Greenhouse benches allow you to increase the available floor space within the greenhouse. Growing plants on top of the benches allows you to place elements of greenhouse equipment such as heated propagators and propagation mats beneath. In the initial stages of growth on a propagation mat, light is not essential. Once the plants are in growth they can be moved off the mats into a brighter position. This is also the case with heated propagators as well. If you are taking cuttings it is unwise to have the propagators in full sun. This will lead to conditions that are far form ideal for cuttings.
Growing plants on top of benches tends provides them with better light than if grown on the floor and provides better air circulation.
Plants grown on top of benches are also less likely to be trodden on, particularly in the case of seeds trays.

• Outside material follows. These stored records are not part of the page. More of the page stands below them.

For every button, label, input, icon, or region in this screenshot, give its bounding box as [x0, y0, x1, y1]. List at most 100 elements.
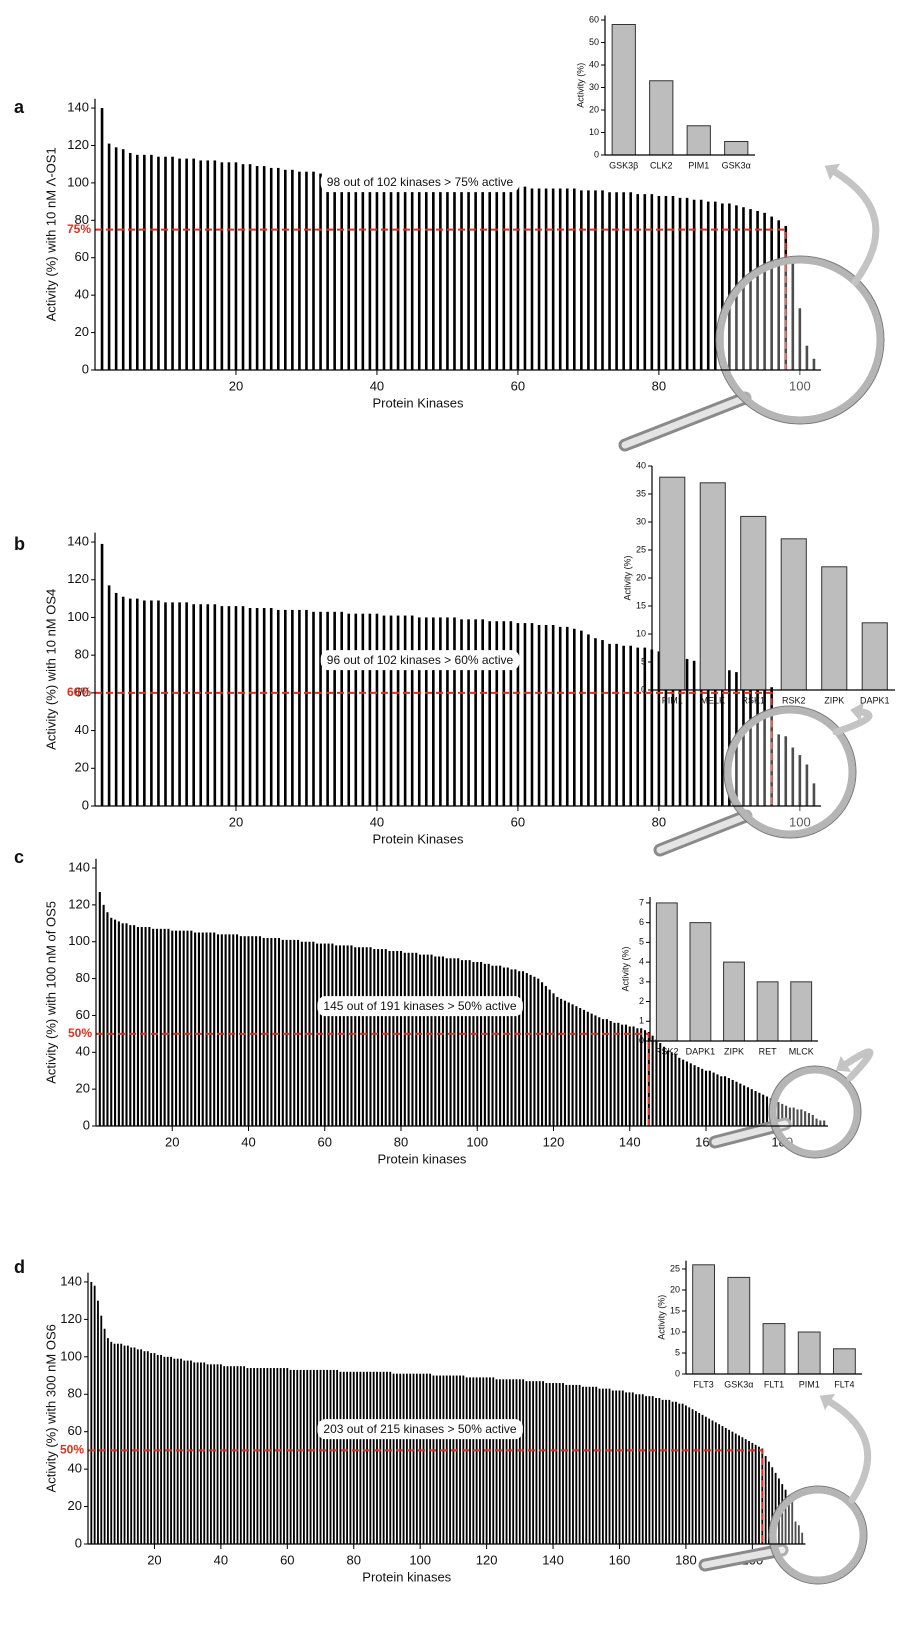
bar: [250, 1368, 252, 1544]
bar: [247, 1368, 249, 1544]
y-tick-label: 7: [639, 897, 644, 907]
bar: [157, 600, 160, 806]
bar: [273, 1368, 275, 1544]
bar: [615, 644, 618, 806]
y-tick-label: 5: [675, 1347, 680, 1357]
bar: [509, 1379, 511, 1544]
bar: [751, 1443, 753, 1544]
bar: [537, 979, 539, 1126]
y-tick-label: 2: [639, 996, 644, 1006]
bar: [781, 539, 806, 690]
bar: [559, 1383, 561, 1544]
bar: [516, 1379, 518, 1544]
bar: [156, 929, 158, 1126]
bar: [687, 126, 710, 155]
bar: [101, 544, 104, 806]
bar: [735, 1082, 737, 1126]
bar: [495, 966, 497, 1126]
y-tick-label: 140: [67, 533, 89, 548]
bar: [747, 1087, 749, 1126]
bar: [198, 933, 200, 1126]
bar: [213, 1364, 215, 1544]
bar: [127, 1346, 129, 1544]
bar: [658, 196, 661, 370]
bar: [233, 1366, 235, 1544]
y-tick-label: 0: [675, 1368, 680, 1378]
bar: [552, 993, 554, 1126]
bar: [129, 925, 131, 1126]
bar: [147, 1351, 149, 1544]
bar: [522, 971, 524, 1126]
bar: [326, 1370, 328, 1544]
x-tick-label: 60: [318, 1134, 332, 1149]
y-tick-label: 20: [75, 760, 89, 775]
bar: [277, 610, 280, 806]
bar: [333, 612, 336, 806]
x-tick-label: FLT3: [693, 1379, 713, 1389]
bar: [545, 189, 548, 370]
bar: [728, 1430, 730, 1544]
bar: [298, 610, 301, 806]
bar: [707, 202, 710, 370]
bar: [432, 183, 435, 370]
bar: [260, 1368, 262, 1544]
bar: [242, 164, 245, 370]
bar: [185, 602, 188, 806]
bar: [612, 1391, 614, 1544]
bar: [122, 923, 124, 1126]
x-tick-label: FLT1: [764, 1379, 784, 1389]
bar: [443, 1376, 445, 1544]
bar: [207, 1364, 209, 1544]
bar: [389, 951, 391, 1126]
bar: [728, 1277, 750, 1374]
y-tick-label: 3: [639, 976, 644, 986]
x-tick-label: MLCK: [789, 1046, 814, 1056]
bar: [390, 179, 393, 370]
x-tick-label: 120: [543, 1134, 565, 1149]
bar: [564, 1001, 566, 1126]
bar: [467, 185, 470, 370]
bar: [171, 157, 174, 370]
bar: [524, 187, 527, 370]
bar: [358, 947, 360, 1126]
bar: [178, 159, 181, 370]
bar: [549, 990, 551, 1126]
bar: [373, 949, 375, 1126]
y-tick-label: 15: [636, 600, 646, 610]
bar: [336, 1370, 338, 1544]
bar: [376, 614, 379, 806]
bar: [745, 1439, 747, 1544]
bar: [148, 927, 150, 1126]
bar: [179, 931, 181, 1126]
bar: [621, 1025, 623, 1126]
y-tick-label: 60: [68, 1423, 82, 1438]
bar: [404, 953, 406, 1126]
bar: [592, 1387, 594, 1544]
y-axis-title: Activity (%): [656, 1295, 666, 1340]
bar: [223, 1366, 225, 1544]
bar: [442, 956, 444, 1126]
magnifier-lens: [728, 710, 852, 834]
bar: [692, 1409, 694, 1544]
x-tick-label: 20: [229, 378, 243, 393]
bar: [199, 604, 202, 806]
bar: [270, 1368, 272, 1544]
y-tick-label: 0: [594, 149, 599, 159]
bar: [362, 947, 364, 1126]
bar: [601, 190, 604, 370]
bar: [193, 1362, 195, 1544]
bar: [354, 614, 357, 806]
y-axis-title: Activity (%): [622, 555, 632, 600]
arrow: [835, 172, 876, 282]
x-tick-label: 140: [542, 1552, 564, 1567]
bar: [104, 1329, 106, 1544]
bar: [416, 1374, 418, 1544]
bar: [256, 166, 259, 370]
x-tick-label: RSK1: [741, 695, 765, 705]
y-tick-label: 10: [589, 127, 599, 137]
arrow: [836, 712, 869, 732]
y-tick-label: 100: [67, 174, 89, 189]
bar: [192, 159, 195, 370]
bar: [709, 1071, 711, 1126]
bar: [587, 634, 590, 806]
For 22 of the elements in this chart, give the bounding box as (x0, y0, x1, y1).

Try to keep any benches level so that plants watered in trays get equal access to he water.
The following tools are useful to have in a greenhouse:
- Watering cans. A large one for bananas and the like. A smaller one for more delicate operations.
- Kitchen scissors. These are often more versatile in the greenhouse than secateurs.
- Soft paint brushes for removing aphids.
- A moisture meter is useful for checking moisture levels during the winter.
- A fly swat for dissuading queen wasps from taking up residence.
- A maximum /minimum thermometer to check your night time temperatures and adjust heater thermostats accordingly.
- A sharp knife for minor horticultural surgery - preparing cuttings etc.
- A pair of long tweezers for removing debris from small spiky plants.
- One of these things:
The potting tray is very useful for a number of tasks, particularly minimising mess. For instance, all evidence that you were actually pricking out and potting on seedlings on the kitchen table can quickly be removed.
Pots and seeds trays are best stood inside plastic 'gravel' trays. Gravel trays are like seed trays but without any holes. They come in various sizes. To keep things simple just two sizes are required.
Standard gravel trays are ideal for standing seed trays in. Young plants that are growing in 3-4 inch pots are also ideally suited to this size tray. The content of a small watering can (700ml) is the perfect volume of water to satisfy all the plants growing in a small gravel tray. For best results the water is poured directly into the tray. This allows the pots absorb the water from below.
Larger plants in 2lt+ pots are better placed in 'Jumbo' trays designed for grow bags. These larger plants can be watered directly and left to sit in a small amount of water when actively growing.
A little fable for you...
Once upon a time when breakfast TV was entertaining, there was a segment of a programme dedicated to people with obsessions. On this particular day a young man was featured who happened to be the British junior leak-growing champion and hailed from Yorkshire or thereabouts. In between the narcissistic guffaws of the presenters, the young man could be heard to say 'Warm water, use warm water'.
The moral of this tale is to use warm water when watering your fledgling tropical plants. Just because it is nice and warm in a greenhouse, the water coming out of the garden tap can still be extremely cold in the spring. Dousing your tropical plants with icy water is not the best way to earn their loyalty.
If you don't have electricity in your greenhouse the problem can be alleviated somewhat by standing filled watering cans on the greenhouse floor. The water should be a few degrees warmer than straight out of the tap.
If you do have an electrical supply to your greenhouse, a 25 litre beer fermenting barrel with tap and an aquarium heater should provide you with your daily needs of warm water. Always remember when using this method, to re-fill the barrel after each time you use it. Also never completely empty the barrel, an aquarium heater will shatter if allowed to dry out whilst on.